Anspruch auf Besitzwahrung
Ein
mächtiges Argument ist der Anspruch auf Besitzwahrung. Es ist
wahr: die Betreuung von Flüchtlingen verschlingt in jedem Fall
Ressourcen, schmälert also zunächst den zu verteilenden
Reichtum. Das Thema ist deshalb sensibel, weil niemand Wert darauf
legt, durch Flüchtlingsbetreuung Verteilungskonflikte zu
bekommen, die den Rahmen wesentlich ausweiten, in dem
Steuergesetzgebung, Arbeitgeber und Gewerkschaften die sich
alljährlich neu stellende Verteilungsfrage lösen und die
sich im Lauf der Jahre in Gesetzesform verfestigt hat.
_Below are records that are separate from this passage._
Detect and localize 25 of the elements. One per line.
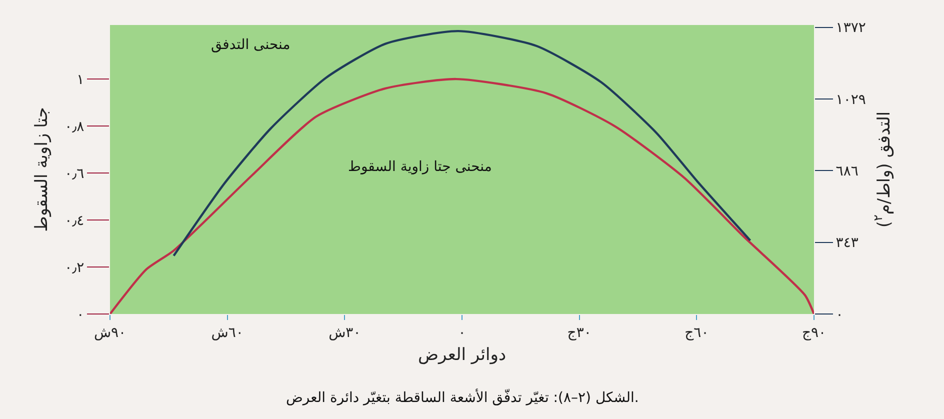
line-series — [172, 30, 752, 257]
y-tick-label: ٠٫٦ — [64, 166, 84, 182]
x-tick-label: ٦٠ج — [684, 324, 709, 341]
x-tick-label: ٠ — [458, 324, 466, 341]
x-tick-label: ٦٠ش — [211, 324, 244, 341]
text: الشكل (٢–٨): تغيّر تدفّق الأشعة الساقطة بتغيّر دائرة العرض. — [286, 388, 639, 406]
x-axis-title: دوائر العرض — [418, 345, 506, 366]
annotation: منحنى جتا زاوية السقوط — [348, 159, 492, 175]
y-tick-label: ١ — [76, 72, 84, 88]
y2-tick-label: ١٣٧٢ — [836, 20, 866, 36]
y-tick-label: ٠٫٨ — [64, 118, 85, 135]
y-tick-label: ٠٫٤ — [64, 212, 84, 229]
y2-tick-label: ٦٨٦ — [836, 164, 858, 180]
y2-tick-label: ١٠٢٩ — [836, 92, 866, 108]
x-tick-label: ٩٠ش — [94, 324, 126, 341]
y-axis-title: جتا زاوية السقوط — [32, 107, 52, 232]
annotation: منحنى التدفق — [211, 37, 290, 53]
x-tick-label: ٣٠ج — [567, 324, 592, 341]
y-tick-label: ٠٫٢ — [64, 260, 84, 276]
line-series — [110, 78, 814, 314]
y2-tick-label: ٣٤٣ — [836, 235, 859, 252]
x-tick-label: ٣٠ش — [328, 324, 361, 341]
y-tick-label: ٠ — [76, 306, 84, 323]
x-tick-label: ٩٠ج — [802, 324, 826, 341]
y2-tick-label: ٠ — [836, 306, 844, 323]
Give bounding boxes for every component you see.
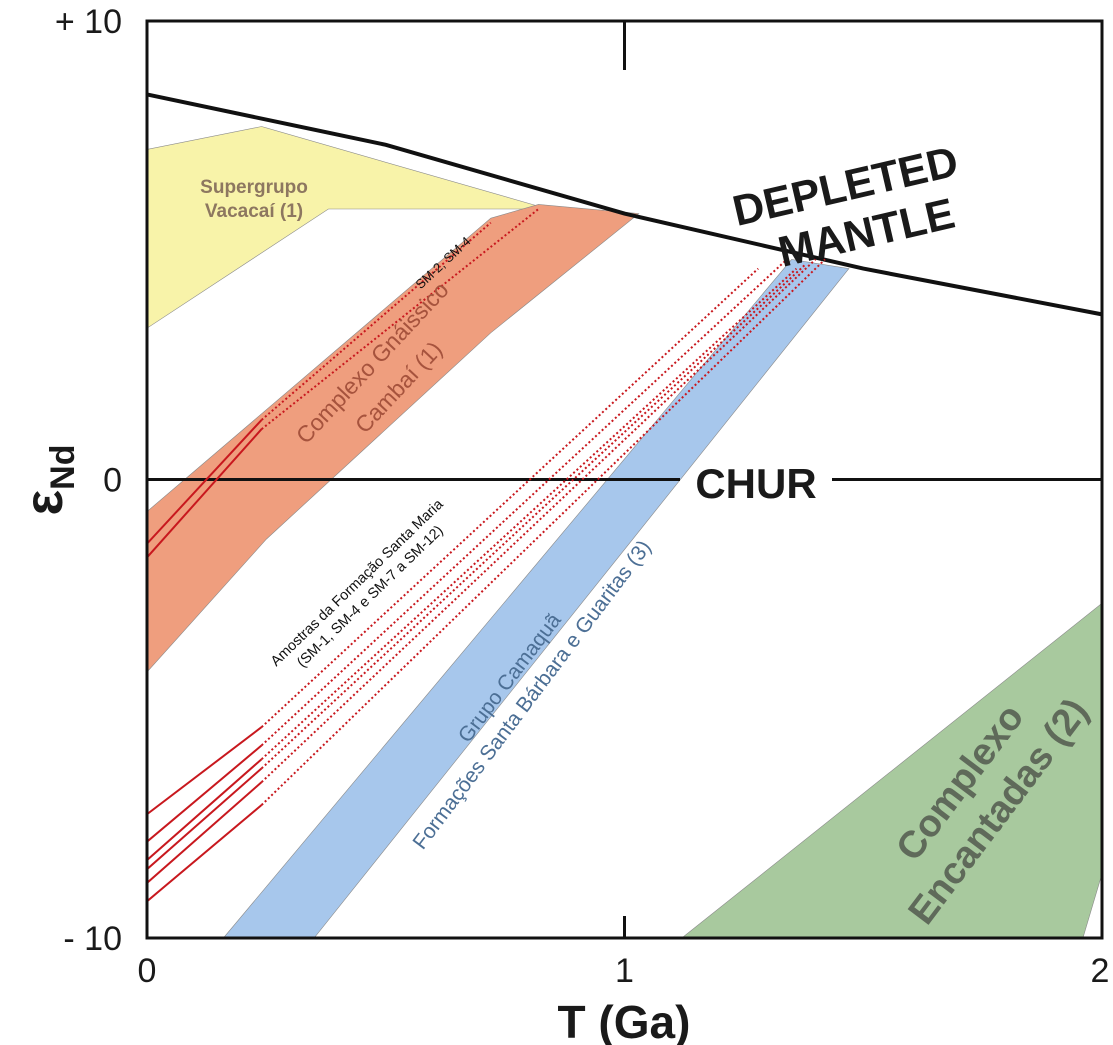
sample-line-solid-3 [147, 726, 263, 815]
sample-line-solid-5 [147, 758, 263, 861]
sample-line-solid-7 [147, 781, 263, 884]
sample-line-dotted-3 [260, 267, 759, 728]
y-tick-label: - 10 [63, 920, 122, 958]
x-axis-title: T (Ga) [558, 996, 691, 1045]
sample-line-solid-2 [147, 428, 263, 559]
supergrupo-vacacai-label: Supergrupo Vacacaí (1) [200, 177, 308, 222]
y-tick-label: + 10 [55, 3, 122, 41]
y-axis-title: εNd [14, 445, 82, 516]
y-tick-label: 0 [103, 462, 122, 500]
sample-line-solid-6 [147, 767, 263, 870]
x-tick-label: 0 [138, 952, 157, 990]
reference-lines-layer [146, 92, 1103, 481]
sample-line-dotted-2 [260, 208, 540, 430]
sample-line-solid-4 [147, 744, 263, 843]
sample-line-dotted-7 [260, 258, 817, 783]
supergrupo-vacacai-label-line: Vacacaí (1) [205, 201, 303, 222]
y-axis-subscript: Nd [44, 445, 82, 490]
supergrupo-vacacai-region [147, 126, 549, 329]
santa-maria-label: Amostras da Formação Santa Maria(SM-1, S… [268, 496, 447, 671]
x-tick-label: 2 [1091, 952, 1110, 990]
plot-frame [145, 19, 1104, 940]
grupo-camaqua-region [223, 259, 850, 938]
sample-line-solid-8 [147, 804, 263, 903]
sample-line-solid-1 [147, 419, 263, 545]
sample-line-dotted-8 [260, 258, 826, 806]
chur-label: CHUR [695, 460, 816, 507]
sample-lines-layer [147, 208, 826, 903]
santa-maria-label-line: Amostras da Formação Santa Maria [268, 496, 447, 670]
sample-line-dotted-1 [260, 221, 492, 421]
sample-line-dotted-5 [260, 267, 798, 760]
complexo-encantadas-region [681, 602, 1102, 938]
y-axis-symbol: ε [14, 490, 74, 516]
x-tick-label: 1 [615, 952, 634, 990]
supergrupo-vacacai-label-line: Supergrupo [200, 177, 308, 198]
depleted-mantle-curve [146, 92, 1103, 317]
sample-line-dotted-6 [260, 263, 807, 770]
Ich könnte
mir vorstellen, dass die Frage, wer die Lasten tragen soll, sensibler
ist als die Frage, wie hoch die Lasten in absoluten Zahlen sein
dürfen. Die Aufgabe der Flüchtlingsbetreuung aktualisiert
ältere Verteilungskonflikte, die innergesellschaftlich und auf
europäischer Ebene seit langem bestehen rund um die Frage
offener Grenzen für Güter, Kapital und Menschen.
Eingespielte Routinen der Eigentumsumverteilung
Politik
geht mit Verteilungskonflikten und nicht nur mit absoluten Kosten-
und Leistungsgrößen um und ist dabei auf Wählerstimmungen,
Kompromisse und Koalitionsbildung angewiesen, die es einer medialen
Dauerbearbeitung unterzieht. Der Handlungsrahmen von Politik ist
zugleich durch die volkswirtschaftliche Leistungsfähigkeit und
durch bestehende Rechtsrahmen beschränkt. Politisch hängt
die Aufnahmefähigkeit Deutschlands für Flüchtlinge, da
sie eine Sache von weit mehr als einer Legislaturperiode ist, stark
von erreichbarer Zustimmung ab. Um sie wird täglich gestritten
und sie ist wohl kaum längerfristig prognostizierbar. Ich vermag
nicht sicher zu unterscheiden, ob hier überhaupt Raum für
so etwas wie Grundwerte bleibt oder ob die Rede davon letztlich nur
Teil der medialen Bearbeitung von Wählerstimmungen ist.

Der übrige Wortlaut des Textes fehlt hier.